Kinks, oh how I love kinks :)
See, like everyone, I have my kinks, those fun ways to push all my happy buttons. Some of it are pretty obvious - I know my kinks and am very very merry about them and acknowledging them and I‘ve probably touched on them more than a few times here.
But, in addition to the ones I know and love so much, the ultimate, all powerful “push it and I’m ready baby!” kink. And that is love.
Yes love - tender kissing, loving hugs, those little touches and caresses, that longing gaze just flat does it for me.
Awwwwwwww isn’t that sweet?
Enjoy it while you can, the angst is coming now.
See, this is my ultimate kink because for a very very very very long time it was the dream - as in, completely not going to happen. Utterly impossible. Having sex with cthulu (and no, before you ask, that isn’t a kink of mine - but enjoy the mental images) was more likely to happen than having a loving partner.
When I first came to terms with being gay and stopped trying to make it go away, I was under the settled impression that there were maybe 100 gays in the whole of the UK. Yes, I didn’t only think I was the only gay in the village, I was pretty sure I was the only gay in the county (and this is Yorkshire we’re talking about here). I wasn’t going to find love, I’d be lucky if I ever came across another gay man in my entire life.
Later, I slowly dispelled that little idea and realised, yes, there were actually other gay men in the country. But they didn’t live together and love each other. That’s what heterosexuals do. Homosexuals don’t do that. We don’t even want that, right? I was weird for wanting that (well, doubly weird). Homosexuals can’t love, it is known. The best I could hope for was one night stands, nights of cruising in public toilets and “looking for badgers” in midnight parks - because that was what gay men did. We had to hide. We weren’t allowed out where real people could see us. That would be wrong.
And then I found out there were bars and clubs where we were allowed to congregate. Gays could actually exist and be open and it was ok. I fell upon them with glee. Except, of course, I knew they were only about sex and lust. Gays didn’t love. I knew that. I’d been taught that., I grew up believing that - all we felt was lust. All we did was hook up. We didn’t date. We didn’t live together. We didn’t love each other. That was a silly dream,
And then I found out gays could form partnerships and even live together. But it wasn’t about love - it was so you could have someone close to you to have sex. It wasn’t about affection. You didn’t kiss or hold hands or hug or have lovey-dovey make out sessions. You had sex. That was the point. And for a long time I believed that - and if I found myself with any kind of partner I clung to it desperately - even if I didn’t love him. Even if I didn’t even like him very much. Because that didn’t matter - it was the closest thing I’d ever get to the real deal. (My relationship history? Yeah, we won’t go there).

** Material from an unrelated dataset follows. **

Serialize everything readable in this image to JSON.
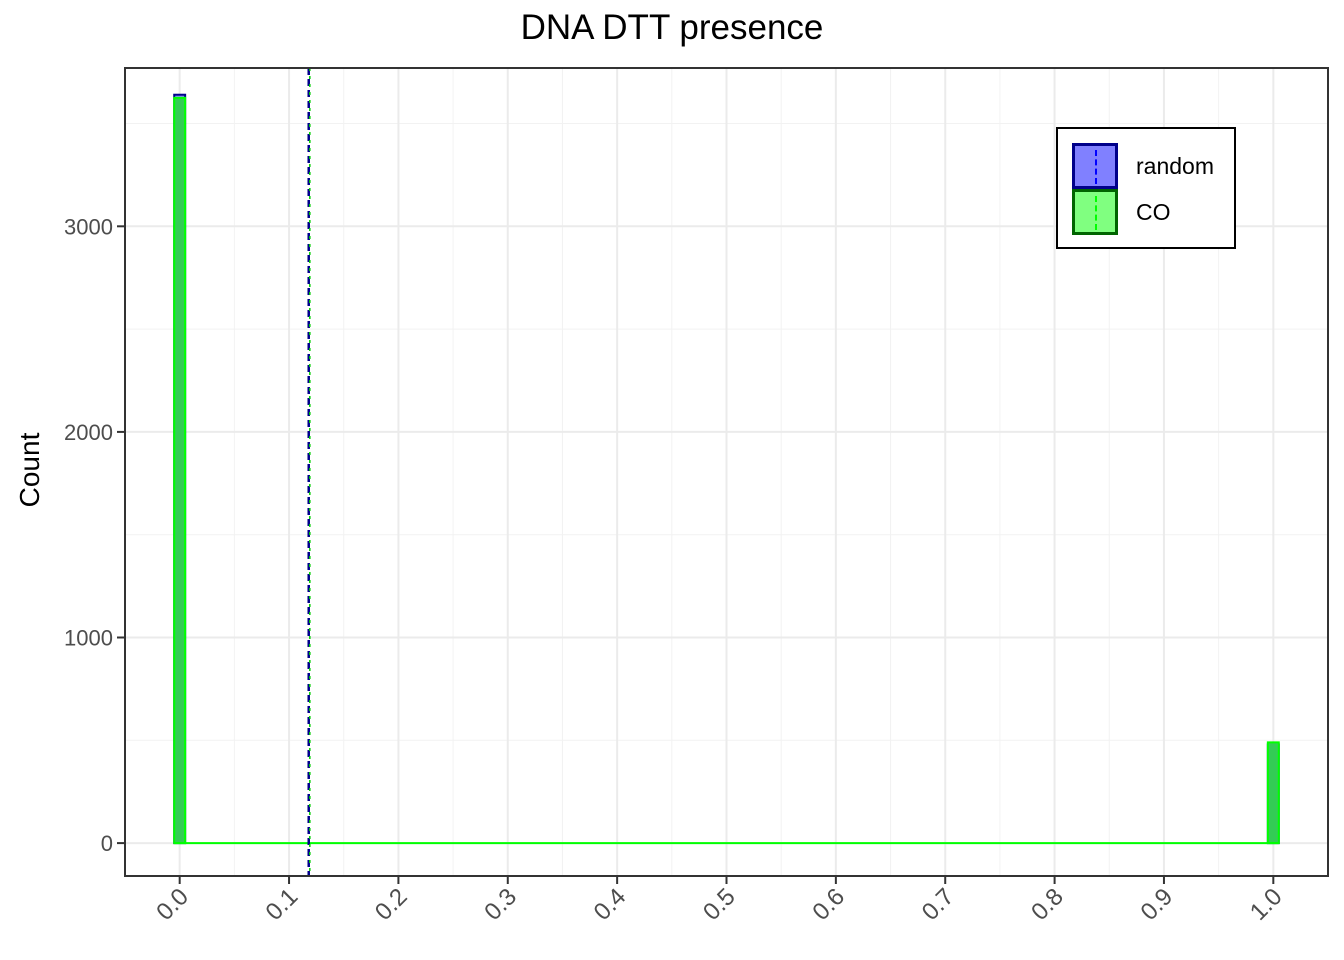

Because I could NEVER HAVE the real deal. Love would NEVER happen for me. It COULD NEVER happen for me. Because gay men do not love. It was known.
And then I met Beloved. He fixed a lot of my broken assumptions. He fixed me in many respects. I was lucky. Very very lucky. And I wonder how many others are not even half so lucky.
My kink is love - the impossible dream that actually happened.